Unlike Platonism and Philosophical Realism (or Idealism), Realism assumes that reality inheres in the here and now, in the everyday. It therefore emphasizes accurate descriptions of specific setting, dress, and character in ways that would have appeared entirely inappropriate to Neoclassical and earlier authors. Realism, which emphasizes the importance of the ordinaryÑthe ordinary person and the ordinary situation, tends to reject the heroic and the aristocratic and embrace the pedestrian, the comic, and the middle class.

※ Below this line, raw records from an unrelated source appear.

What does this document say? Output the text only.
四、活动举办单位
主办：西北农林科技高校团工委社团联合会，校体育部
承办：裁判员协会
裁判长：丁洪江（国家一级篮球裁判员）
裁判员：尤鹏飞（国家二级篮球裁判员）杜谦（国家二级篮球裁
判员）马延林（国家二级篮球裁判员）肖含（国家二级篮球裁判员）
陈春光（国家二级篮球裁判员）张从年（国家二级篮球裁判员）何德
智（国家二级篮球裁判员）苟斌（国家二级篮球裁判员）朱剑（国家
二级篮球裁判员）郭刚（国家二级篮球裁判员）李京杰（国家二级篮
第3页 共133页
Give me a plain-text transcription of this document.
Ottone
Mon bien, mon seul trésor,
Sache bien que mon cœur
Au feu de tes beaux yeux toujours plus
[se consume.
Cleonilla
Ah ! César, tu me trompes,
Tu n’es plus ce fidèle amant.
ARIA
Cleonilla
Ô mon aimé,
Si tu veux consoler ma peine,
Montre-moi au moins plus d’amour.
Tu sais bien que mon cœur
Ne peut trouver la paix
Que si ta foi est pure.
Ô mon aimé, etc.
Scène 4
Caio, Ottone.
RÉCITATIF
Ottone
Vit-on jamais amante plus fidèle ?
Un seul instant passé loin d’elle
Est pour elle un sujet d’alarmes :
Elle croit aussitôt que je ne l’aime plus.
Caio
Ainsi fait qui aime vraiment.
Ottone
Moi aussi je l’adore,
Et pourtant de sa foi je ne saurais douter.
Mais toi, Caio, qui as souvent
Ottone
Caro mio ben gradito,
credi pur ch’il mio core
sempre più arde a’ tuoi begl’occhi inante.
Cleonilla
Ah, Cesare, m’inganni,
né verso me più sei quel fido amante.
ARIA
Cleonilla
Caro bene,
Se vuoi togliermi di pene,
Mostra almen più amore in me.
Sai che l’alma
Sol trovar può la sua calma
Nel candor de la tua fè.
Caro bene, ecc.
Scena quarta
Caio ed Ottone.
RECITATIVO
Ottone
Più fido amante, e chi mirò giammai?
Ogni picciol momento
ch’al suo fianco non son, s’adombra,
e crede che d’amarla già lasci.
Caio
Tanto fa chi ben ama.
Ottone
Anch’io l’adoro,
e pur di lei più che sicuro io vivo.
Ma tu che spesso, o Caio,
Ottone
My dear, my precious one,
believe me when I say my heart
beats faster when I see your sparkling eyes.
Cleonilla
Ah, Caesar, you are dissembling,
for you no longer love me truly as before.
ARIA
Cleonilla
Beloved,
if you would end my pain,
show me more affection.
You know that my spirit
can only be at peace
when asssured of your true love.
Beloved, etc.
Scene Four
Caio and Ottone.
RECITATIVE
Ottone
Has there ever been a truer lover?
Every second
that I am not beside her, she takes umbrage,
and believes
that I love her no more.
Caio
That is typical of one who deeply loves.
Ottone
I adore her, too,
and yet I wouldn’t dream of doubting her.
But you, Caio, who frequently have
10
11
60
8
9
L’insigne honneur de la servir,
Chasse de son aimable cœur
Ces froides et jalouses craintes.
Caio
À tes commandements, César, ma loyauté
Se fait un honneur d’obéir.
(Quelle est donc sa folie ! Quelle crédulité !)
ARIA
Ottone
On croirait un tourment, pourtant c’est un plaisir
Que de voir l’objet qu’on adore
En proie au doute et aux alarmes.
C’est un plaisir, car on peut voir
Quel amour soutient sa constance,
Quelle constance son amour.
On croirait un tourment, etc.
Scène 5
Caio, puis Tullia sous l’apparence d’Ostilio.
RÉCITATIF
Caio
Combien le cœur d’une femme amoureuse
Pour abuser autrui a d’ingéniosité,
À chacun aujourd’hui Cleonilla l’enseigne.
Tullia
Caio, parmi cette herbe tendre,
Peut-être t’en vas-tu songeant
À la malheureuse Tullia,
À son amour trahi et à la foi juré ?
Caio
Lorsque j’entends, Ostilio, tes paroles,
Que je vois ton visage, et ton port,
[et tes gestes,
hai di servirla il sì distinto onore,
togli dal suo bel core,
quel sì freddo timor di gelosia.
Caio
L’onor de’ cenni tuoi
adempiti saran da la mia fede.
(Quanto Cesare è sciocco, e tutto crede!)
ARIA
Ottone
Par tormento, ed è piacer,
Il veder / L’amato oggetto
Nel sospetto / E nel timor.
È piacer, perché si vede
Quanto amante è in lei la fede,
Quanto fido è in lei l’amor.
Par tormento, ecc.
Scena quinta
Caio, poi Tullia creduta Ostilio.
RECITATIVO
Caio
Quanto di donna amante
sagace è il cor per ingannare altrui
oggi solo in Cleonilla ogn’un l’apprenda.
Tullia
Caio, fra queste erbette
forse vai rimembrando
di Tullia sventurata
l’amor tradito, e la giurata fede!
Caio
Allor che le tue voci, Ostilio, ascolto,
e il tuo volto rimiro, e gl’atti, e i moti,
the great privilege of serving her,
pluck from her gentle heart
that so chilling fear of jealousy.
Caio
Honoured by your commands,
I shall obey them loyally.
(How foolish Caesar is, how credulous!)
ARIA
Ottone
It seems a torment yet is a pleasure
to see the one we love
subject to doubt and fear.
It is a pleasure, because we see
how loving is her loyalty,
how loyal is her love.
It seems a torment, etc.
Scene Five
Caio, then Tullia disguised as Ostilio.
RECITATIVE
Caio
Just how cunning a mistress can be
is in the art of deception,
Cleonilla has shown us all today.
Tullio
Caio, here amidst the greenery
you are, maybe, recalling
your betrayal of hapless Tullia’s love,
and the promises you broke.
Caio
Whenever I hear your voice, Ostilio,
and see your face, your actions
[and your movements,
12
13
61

According to George Levine (The Realistic Imagination: English fiction from Frankenstein to Lady Chatterly, Chicago: University of Chicago Press, 1981), "Whatever else it means, it always implies an attempt to use language to get beyond language, to discover some nonverbal truth out there." Changing notions of what is out there obviously affect these essentially problematic notions of realism. Levine also points out that, unlike the movement in France, Realism in England does not focus on

the dregs of society [or] on the degradations and degenerations of humans in bondage to a social and cosmic determinism. It belongs . . . to a "middling" condition and defines itself against the excesses, both stylistic and narrative, of various kinds of romantic, exotic, or sensational literatures. [At the same time] what is unconventional and most exciting about the [English] tradition of realism is its pleasure in abundance, in energy, and the vivid engagement, through language, with the reality just beyond the reach of language. . . . Realistic novels contain more than they formally need. The antiliterary thrust of realism can be taken either as an assertion of the power of the real over the imagined, and hence of a determined world, or as an assertion of the variety and energy against the enclosing and determining forms of art.

Some aspects of fiction, such as description or dialogue, often appear more suited to Realism than do others, such as plot, whose beginning and ending reveals its artificiality. Take each novel you have read in the course and determine which elements seem adequately described by the terms "realist" or "realistic."

See also Linda Nochlin, Realism, (Harmondsworth: Penguin, 1975) which is the best introductory study of realism as a movement in nineteenth-century painting, though it holds to a conservative art-historical view that places French art at the center of the universe.